Ok, so you agree that in this case $2\pi\sigma: S^1 \to \mathbb{R}$ would be an angle function, sending a point on the unit circle to its argument as a complex number. The trouble is that the argument is only defined up to multiples of $2\pi$. To see this trouble, suppose we start with $2\pi\sigma(1)=0$. Then I move the input around the circle, and the output has to change continuously. So I get $2\pi\sigma(i)=\pi/2$, then $2\pi\sigma(-1) = \pi$, then $2\pi\sigma(-i) = 3\pi/2$, and finally when I come full circle I arrive at $2\pi\sigma(1) = 2\pi$. But that contradicts the value I started with, $2\pi\sigma(1)=0$. Because the output had to track the input continuously, going around the circle had to cause the angle to increase by $2\pi$. There's no way for this function to be self-consistent and continuous.

Answer 2

Let's suppose for each $z\in S^1$ we have $z=\epsilon\circ\sigma(z)=e^{2\pi i\sigma(z)}$. It means $\sigma(z)$ is actually an argument of the complex number $z$. The reasoning is that such a function can't be continuous on all $S^1$. Why? Well, first of all note that each complex number has infinitely many arguments and the difference between each two is a multiple of $2\pi$. Now, if you want the argument function to be continuous then you must choose a branch: for example for all $z\in S^1$ you choose $\sigma(z)$ to be the argument which is between $0$ and $2\pi$. Another option: for each $z\in S^1$ you choose $\sigma(z)$ to be the argument which is between $-\pi$ and $\pi$. But I say it will still not be continuous everywhere.

Let's assume you chose $\sigma(z)$ to be the argument in $(-\pi,\pi]$. What happens near the point $z=-1$ in that case?

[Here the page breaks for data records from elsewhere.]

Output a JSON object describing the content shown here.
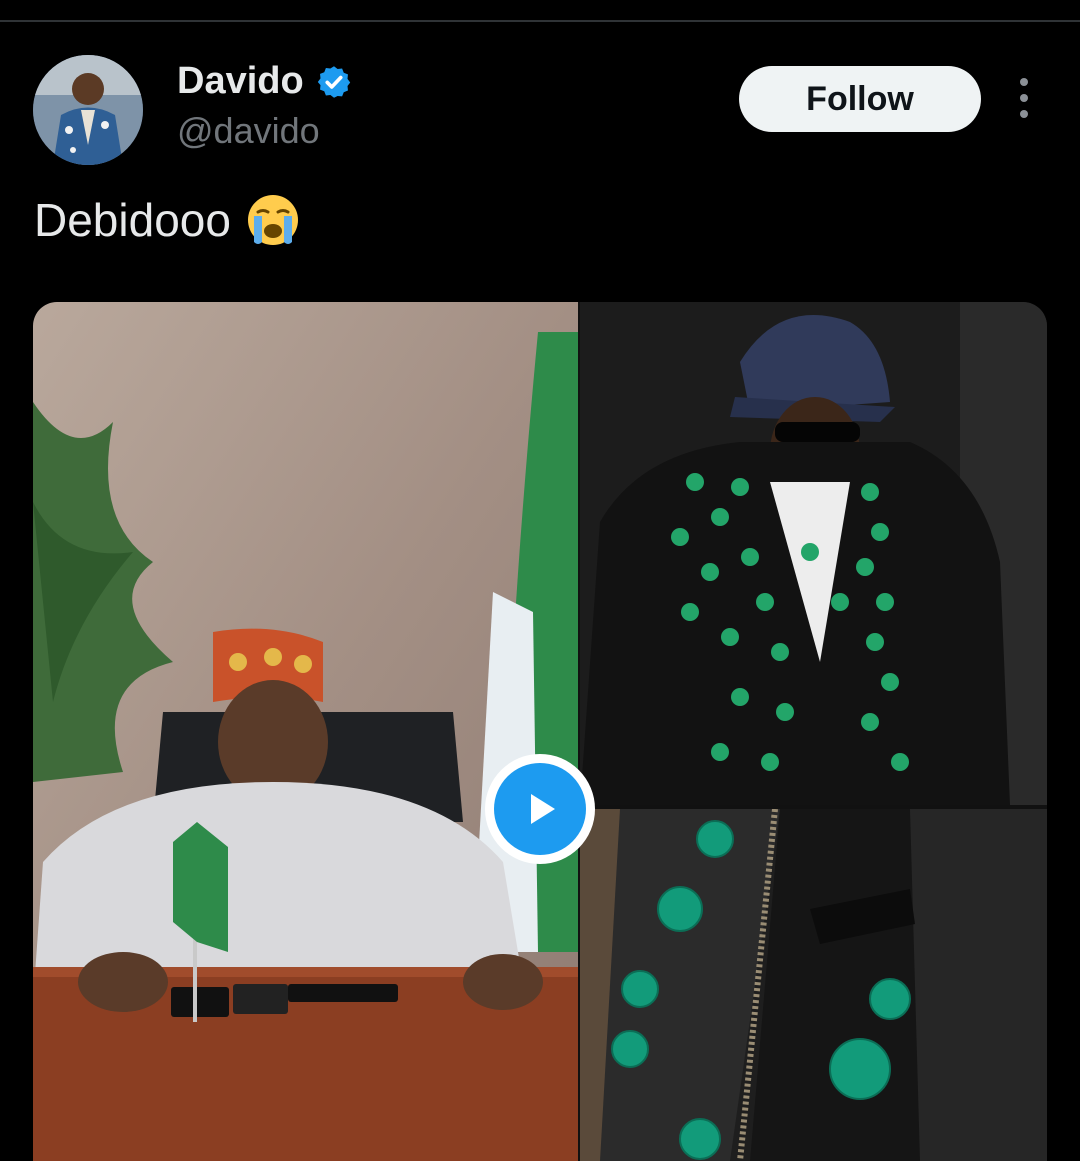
{
  "author": {
    "display_name": "Davido",
    "handle": "@davido",
    "verified": true,
    "avatar_icon": "avatar-photo"
  },
  "actions": {
    "follow_label": "Follow",
    "more_icon": "more-vertical-icon"
  },
  "tweet": {
    "text": "Debidooo",
    "emoji": "loudly-crying-face"
  },
  "media": {
    "items": [
      {
        "kind": "video",
        "subject": "man seated at desk with Nigerian flags"
      },
      {
        "kind": "photo",
        "subject": "man in leather jacket with green pins"
      },
      {
        "kind": "photo",
        "subject": "close-up of leather jacket pins"
      }
    ],
    "play_icon": "play-icon"
  },
  "colors": {
    "background": "#000000",
    "accent": "#1d9bf0",
    "follow_bg": "#eff3f4",
    "secondary_text": "#71767b"
  }
}
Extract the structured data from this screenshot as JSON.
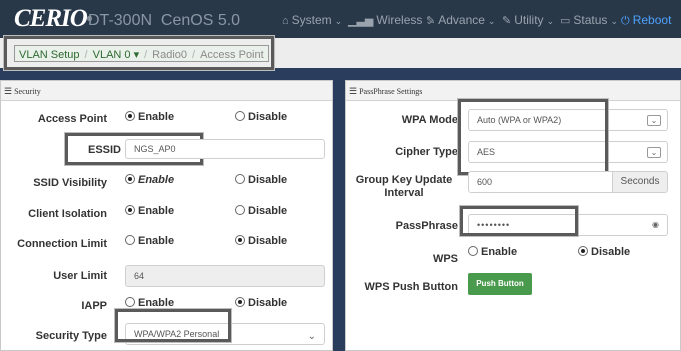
{
  "nav": {
    "logo": "CERIO",
    "model": "DT-300N",
    "os": "CenOS 5.0",
    "items": [
      {
        "label": "System",
        "icon": "home-icon"
      },
      {
        "label": "Wireless",
        "icon": "signal-icon"
      },
      {
        "label": "Advance",
        "icon": "wrench-icon"
      },
      {
        "label": "Utility",
        "icon": "wrench-icon"
      },
      {
        "label": "Status",
        "icon": "monitor-icon"
      }
    ],
    "reboot": "Reboot"
  },
  "breadcrumb": {
    "items": [
      "VLAN Setup",
      "VLAN 0",
      "Radio0",
      "Access Point"
    ]
  },
  "security": {
    "header": "Security",
    "access_point": {
      "label": "Access Point",
      "enable": "Enable",
      "disable": "Disable",
      "selected": "enable"
    },
    "essid": {
      "label": "ESSID",
      "value": "NGS_AP0"
    },
    "ssid_visibility": {
      "label": "SSID Visibility",
      "enable": "Enable",
      "disable": "Disable",
      "selected": "enable"
    },
    "client_isolation": {
      "label": "Client Isolation",
      "enable": "Enable",
      "disable": "Disable",
      "selected": "enable"
    },
    "connection_limit": {
      "label": "Connection Limit",
      "enable": "Enable",
      "disable": "Disable",
      "selected": "disable"
    },
    "user_limit": {
      "label": "User Limit",
      "value": "64"
    },
    "iapp": {
      "label": "IAPP",
      "enable": "Enable",
      "disable": "Disable",
      "selected": "disable"
    },
    "security_type": {
      "label": "Security Type",
      "value": "WPA/WPA2 Personal"
    }
  },
  "passphrase": {
    "header": "PassPhrase Settings",
    "wpa_mode": {
      "label": "WPA Mode",
      "value": "Auto (WPA or WPA2)"
    },
    "cipher_type": {
      "label": "Cipher Type",
      "value": "AES"
    },
    "group_key": {
      "label_line1": "Group Key Update",
      "label_line2": "Interval",
      "value": "600",
      "unit": "Seconds"
    },
    "passphrase": {
      "label": "PassPhrase",
      "value": "••••••••"
    },
    "wps": {
      "label": "WPS",
      "enable": "Enable",
      "disable": "Disable",
      "selected": "disable"
    },
    "wps_push": {
      "label": "WPS Push Button",
      "button": "Push Button"
    }
  },
  "colors": {
    "nav_bg": "#283849",
    "page_bg": "#2b3d5c",
    "accent_green": "#4a9a4e",
    "reboot_blue": "#4ea1ff"
  }
}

On the points on the circle which are below $-1$ the value of $\sigma(z)$ will be very close to $-\pi$. But on the points on the circle which are above $-1$ the value of $\sigma(z)$ will be very close to $\pi$. So $\sigma$ can't be continuous at the point $-1$. And you will get a similar problem with any branch you choose.

Answer 3

Here is an alternative argument.

Assume there exists a lift $l: S^1 \to \mathbb{R}$ of the identity map on $S^1$. It is injective since $l(a) = l(b)$ implies $a = \varepsilon(l(a)) = \varepsilon(l(b)) = b$.

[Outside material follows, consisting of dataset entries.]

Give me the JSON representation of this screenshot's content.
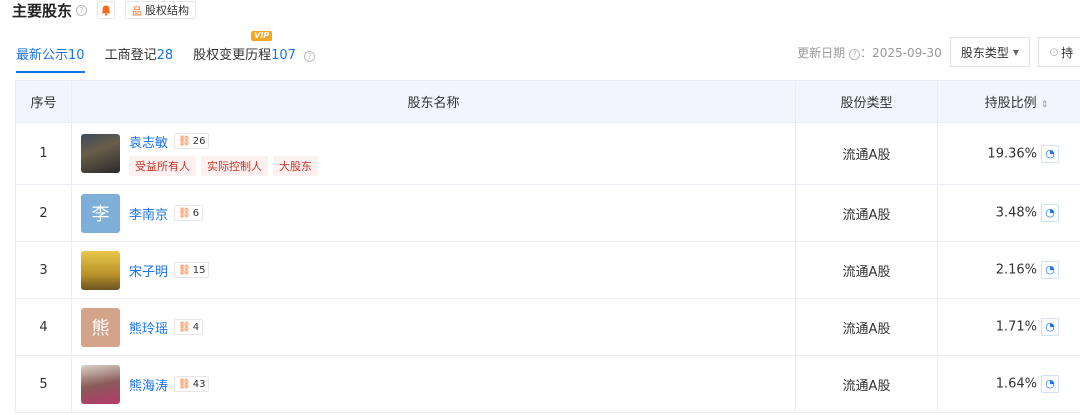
{
  "header": {
    "title": "主要股东",
    "equity_button": "股权结构"
  },
  "tabs": [
    {
      "label": "最新公示",
      "count": "10"
    },
    {
      "label": "工商登记",
      "count": "28"
    },
    {
      "label": "股权变更历程",
      "count": "107",
      "badge": "VIP"
    }
  ],
  "toolbar": {
    "update_label": "更新日期",
    "update_date": "：2025-09-30",
    "type_filter": "股东类型",
    "hold_filter": "持"
  },
  "table": {
    "columns": [
      "序号",
      "股东名称",
      "股份类型",
      "持股比例"
    ],
    "rows": [
      {
        "index": "1",
        "name": "袁志敏",
        "relations": "26",
        "avatar_text": "",
        "tags": [
          "受益所有人",
          "实际控制人",
          "大股东"
        ],
        "share_type": "流通A股",
        "ratio": "19.36%"
      },
      {
        "index": "2",
        "name": "李南京",
        "relations": "6",
        "avatar_text": "李",
        "tags": [],
        "share_type": "流通A股",
        "ratio": "3.48%"
      },
      {
        "index": "3",
        "name": "宋子明",
        "relations": "15",
        "avatar_text": "",
        "tags": [],
        "share_type": "流通A股",
        "ratio": "2.16%"
      },
      {
        "index": "4",
        "name": "熊玲瑶",
        "relations": "4",
        "avatar_text": "熊",
        "tags": [],
        "share_type": "流通A股",
        "ratio": "1.71%"
      },
      {
        "index": "5",
        "name": "熊海涛",
        "relations": "43",
        "avatar_text": "",
        "tags": [],
        "share_type": "流通A股",
        "ratio": "1.64%"
      }
    ]
  },
  "colors": {
    "accent": "#1a73e8",
    "header_bg": "#f2f6fc",
    "tag_text": "#c0392b",
    "tag_bg": "#fdf0f0",
    "relation_icon": "#f26b1d"
  }
}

Let $S^1_+$ denote the closed upper half circle and $S^1_-$ the closed lower half circle. Then $J_\pm = l(S^1_\pm)$ are compact connected subset of $\mathbb{R}$ (recall the continuous images of connected sets are connected). Thus $J_\pm$ are closed intervals containing the two distinct points $r_\pm = l(\pm1)$. We conclude that $J_+ \cap J_-$ contains the closed interval $[a,b]$ between $r_+$ and $r_-$. Let $r \in (a,b)$. We have $r = l(z_+) = l(z_-)$ with $z_+ \in S^1_+$ and $z_- \in S^1_-$. Injectivity of $l$ implies $z_+ = z_- = z$. But then $z \in S^1_+ \cap S^1_- = \{ 1, -1 \}$. Hence $r = l(z) \in \{ r_+, r_- \} = \{ a, b \}$ which is a contradiction.

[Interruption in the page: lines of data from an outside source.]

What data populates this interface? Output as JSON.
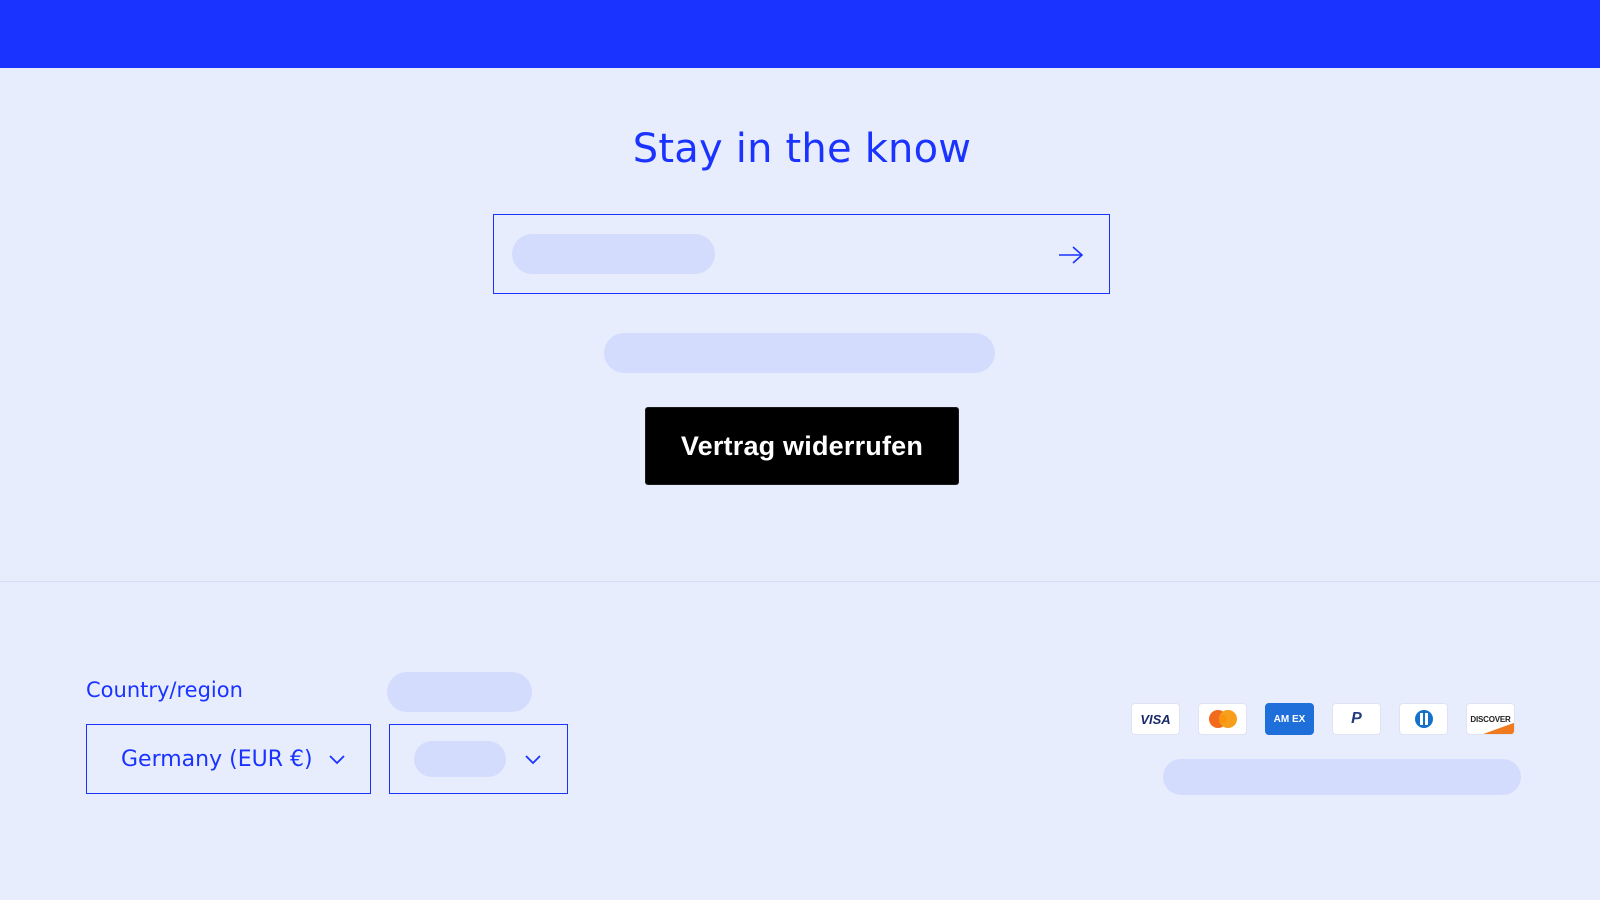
{
  "colors": {
    "brand": "#1a33ff",
    "background": "#e8edfe",
    "placeholder": "#d3dcfd",
    "button_bg": "#000000"
  },
  "newsletter": {
    "title": "Stay in the know",
    "submit_icon": "arrow-right-icon"
  },
  "revoke_button": {
    "label": "Vertrag widerrufen"
  },
  "footer": {
    "country_label": "Country/region",
    "country_value": "Germany (EUR €)",
    "payment_methods": [
      {
        "name": "visa-icon",
        "label": "VISA"
      },
      {
        "name": "mastercard-icon",
        "label": ""
      },
      {
        "name": "amex-icon",
        "label": "AM EX"
      },
      {
        "name": "paypal-icon",
        "label": "P"
      },
      {
        "name": "diners-club-icon",
        "label": ""
      },
      {
        "name": "discover-icon",
        "label": "DISCOVER"
      }
    ]
  }
}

Note that we have more generally shown that there does not exist a continuous injection $ S^1 \to \mathbb{R}$.

Remark.

We used some well-known facts:

1) $S^1_\pm$ is connected.

2) Continuous images of connected sets are connected.

3) The compact connected subsets of $\mathbb{R}$ are precisely the closed intervals.

If you don't like to invoke these facts, you can proceeed as follows.

Let $I_+ = [0,1], I_- = [-1,0]$. The restrictions $l_\pm = (l \circ \varepsilon) \mid_{I_\pm} : I_\pm \to \mathbb{R}$ are injective. We have $l_+(0) = l_-(0) = l(1) = a$ and $l_+(1) = l_-(-1) = l(-1) = b$. W.l.o.g. we may assume $a < b$. The mean value theorem implies that $(a,b) \subset l_\pm(I_\pm)$. Let $r \in (a,b)$. We have $r = l_+(t_+) = l_-(t_-)$ with $t_+ \in I_+$ and $t_- \in I_-$. Setting $z_\pm = \varepsilon(t_\pm)$ we see that $l(z_+) = l(z_-)$. Injectivity of $l$ implies $z_+ = z_- = z$. But then $z \in l_+(I_+) \cap l_-(I_-) = \{ 1, -1 \}$. Hence $r = l(z) \in \{ a, b \}$ which is a contradiction.